The SPD said on Saturday that Scholz, who is also vice chancellor and wants to stay in the fractious ruling alliance with Merkel’s conservatives, won 22.7% of the vote by rank-and-file members.
Scholz, 61, only narrowly beat left-winger and coalition sceptic Norbert Walter-Borjans, who came second with 21%.
A run-off vote will take place next month and a party conference in December must then formally approve the leadership vote.
Many members want the SPD to ditch the alliance with Merkel and reinvent itself in opposition.
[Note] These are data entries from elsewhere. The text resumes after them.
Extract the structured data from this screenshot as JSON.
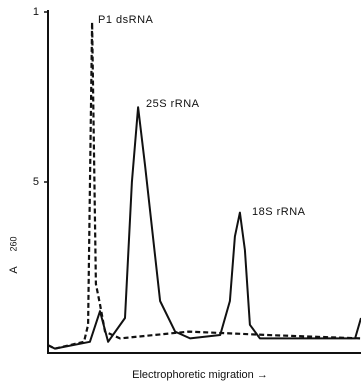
{
  "chart_data": {
    "type": "line",
    "annotations": [
      "P1 dsRNA",
      "25S rRNA",
      "18S rRNA"
    ],
    "xlabel": "Electrophoretic migration →",
    "ylabel": "A",
    "ylabel_subscript": "260",
    "xlim": [
      0,
      100
    ],
    "ylim": [
      0,
      1
    ],
    "yticks": [
      1,
      {
        "value": 0.5,
        "label": "5"
      }
    ],
    "series": [
      {
        "color": "#111111",
        "style": "solid",
        "x": [
          0,
          2.2,
          13.4,
          16.6,
          19.2,
          24.6,
          26.8,
          28.8,
          31,
          35.8,
          40.6,
          45.4,
          55,
          58.1,
          59.7,
          61.3,
          62.9,
          64.5,
          67.7,
          98.1,
          100
        ],
        "values": [
          0.02,
          0.01,
          0.03,
          0.12,
          0.03,
          0.1,
          0.5,
          0.72,
          0.55,
          0.15,
          0.06,
          0.04,
          0.05,
          0.15,
          0.34,
          0.41,
          0.3,
          0.08,
          0.04,
          0.04,
          0.1
        ]
      },
      {
        "color": "#111111",
        "style": "dashed",
        "x": [
          0,
          2.2,
          11.5,
          12.8,
          14.1,
          15.3,
          16.6,
          18.2,
          23,
          45,
          70,
          100
        ],
        "values": [
          0.02,
          0.01,
          0.03,
          0.08,
          0.97,
          0.2,
          0.14,
          0.06,
          0.04,
          0.06,
          0.05,
          0.04
        ]
      }
    ]
  }
}
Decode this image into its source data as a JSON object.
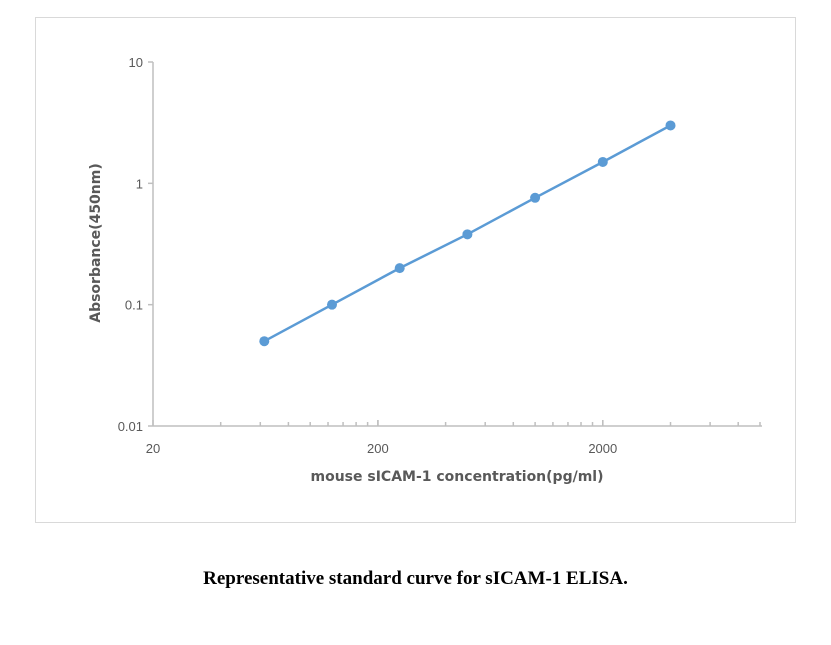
{
  "chart_data": {
    "type": "line",
    "xlabel": "mouse sICAM-1 concentration(pg/ml)",
    "ylabel": "Absorbance(450nm)",
    "x_scale": "log",
    "y_scale": "log",
    "xlim": [
      20,
      10000
    ],
    "ylim": [
      0.01,
      10
    ],
    "x_ticks": [
      20,
      200,
      2000
    ],
    "x_tick_labels": [
      "20",
      "200",
      "2000"
    ],
    "y_ticks": [
      0.01,
      0.1,
      1,
      10
    ],
    "y_tick_labels": [
      "0.01",
      "0.1",
      "1",
      "10"
    ],
    "grid": false,
    "line_color": "#5b9bd5",
    "series": [
      {
        "x": [
          62.5,
          125,
          250,
          500,
          1000,
          2000,
          4000
        ],
        "y": [
          0.05,
          0.1,
          0.2,
          0.38,
          0.76,
          1.5,
          3.0
        ]
      }
    ]
  },
  "caption": "Representative standard curve for sICAM-1 ELISA."
}
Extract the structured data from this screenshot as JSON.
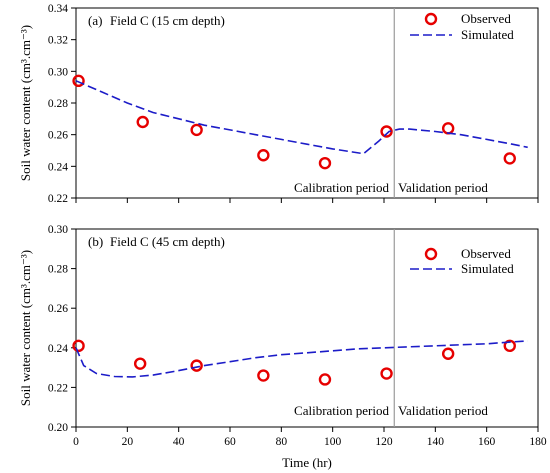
{
  "chart_data": [
    {
      "type": "scatter",
      "title": "Field C (15 cm depth)",
      "panel_letter": "(a)",
      "ylabel": "Soil water content (cm³.cm⁻³)",
      "xlim": [
        0,
        180
      ],
      "ylim": [
        0.22,
        0.34
      ],
      "xticks": [],
      "yticks": [
        "0.22",
        "0.24",
        "0.26",
        "0.28",
        "0.30",
        "0.32",
        "0.34"
      ],
      "grid": false,
      "legend_position": "top-right",
      "divider_x": 124,
      "period_labels": [
        "Calibration period",
        "Validation period"
      ],
      "series": [
        {
          "name": "Observed",
          "kind": "points",
          "color": "#e60000",
          "x": [
            1,
            26,
            47,
            73,
            97,
            121,
            145,
            169
          ],
          "y": [
            0.294,
            0.268,
            0.263,
            0.247,
            0.242,
            0.262,
            0.264,
            0.245
          ]
        },
        {
          "name": "Simulated",
          "kind": "line",
          "color": "#1c1cc8",
          "x": [
            0,
            10,
            20,
            30,
            40,
            50,
            60,
            70,
            80,
            90,
            100,
            112,
            118,
            122,
            126,
            130,
            140,
            150,
            160,
            170,
            176
          ],
          "y": [
            0.294,
            0.287,
            0.28,
            0.274,
            0.27,
            0.266,
            0.263,
            0.26,
            0.257,
            0.254,
            0.251,
            0.248,
            0.256,
            0.262,
            0.2635,
            0.2635,
            0.262,
            0.26,
            0.257,
            0.254,
            0.252
          ]
        }
      ]
    },
    {
      "type": "scatter",
      "title": "Field C (45 cm depth)",
      "panel_letter": "(b)",
      "xlabel": "Time (hr)",
      "ylabel": "Soil water content (cm³.cm⁻³)",
      "xlim": [
        0,
        180
      ],
      "ylim": [
        0.2,
        0.3
      ],
      "xticks": [
        "0",
        "20",
        "40",
        "60",
        "80",
        "100",
        "120",
        "140",
        "160",
        "180"
      ],
      "yticks": [
        "0.20",
        "0.22",
        "0.24",
        "0.26",
        "0.28",
        "0.30"
      ],
      "grid": false,
      "legend_position": "top-right",
      "divider_x": 124,
      "period_labels": [
        "Calibration period",
        "Validation period"
      ],
      "series": [
        {
          "name": "Observed",
          "kind": "points",
          "color": "#e60000",
          "x": [
            1,
            25,
            47,
            73,
            97,
            121,
            145,
            169
          ],
          "y": [
            0.241,
            0.232,
            0.231,
            0.226,
            0.224,
            0.227,
            0.237,
            0.241
          ]
        },
        {
          "name": "Simulated",
          "kind": "line",
          "color": "#1c1cc8",
          "x": [
            0,
            3,
            8,
            15,
            22,
            30,
            40,
            50,
            60,
            70,
            80,
            90,
            100,
            110,
            120,
            130,
            140,
            150,
            160,
            170,
            176
          ],
          "y": [
            0.24,
            0.231,
            0.227,
            0.2255,
            0.2253,
            0.2262,
            0.2285,
            0.231,
            0.233,
            0.235,
            0.2365,
            0.2375,
            0.2385,
            0.2395,
            0.24,
            0.2405,
            0.241,
            0.2415,
            0.242,
            0.243,
            0.2435
          ]
        }
      ]
    }
  ]
}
As Merkel’s junior partner in 10 of the 14 years she has led Europe’s biggest economy, they say the SPD has had to compromise too much on policy.
Walking out would probably trigger a snap election or possibly a minority government - both unappealing options for stability-loving Germans.
“I am relieved and happy over this result,” said Scholz. “We need a strong SPD that has confidence in itself - and the confidence to win elections.”
The SPD, Germany’s oldest party, is in crisis. Polling at around 14%, it is barely off all-time lows and has been leaderless since June when Andrea Nahles quit after scoring its worst ever result in an election for the European parliament.
Twelve candidates ran on joint tickets and one deciding factor was their position on whether to stay in government or leave, say analysts and pollsters.
Scholz, running with Klara Geywitz from eastern Germany, was the best-known candidate and pollsters saw him as the front runner in an otherwise largely unknown field. He symbolizes continuity and has said he will remain in the grand coalition.
Walter-Borjans is a former finance minister in Germany’s most populous state, North Rhine-Westphalia, and is known for cracking down on tax evaders with Swiss bank accounts. His running mate is Saskia Esken.
Winning the backing of the leftist youth wing of the SPD, the Jusos, Walter-Borjans has left the fate of the coalition open while his running mate, Saskia Eskens, has called to pull out.
The winners have a tough job ahead.
They will have to unite a party that has been bitterly divided between leftists and centrists since former SPD Chancellor Gerhard Schroeder’s welfare and labor market reforms some 15 years ago.
Facing a surge in support for the Greens on the left and with the far-right Alternative for Germany (AfD) collecting protest votes, the decline of the pro-European party proud of chancellors including Willy Brandt has been dramatic.
It has lost two thirds of its support since 1998 and its share of the vote in the 2017 federal election fell to its lowest level since 1933.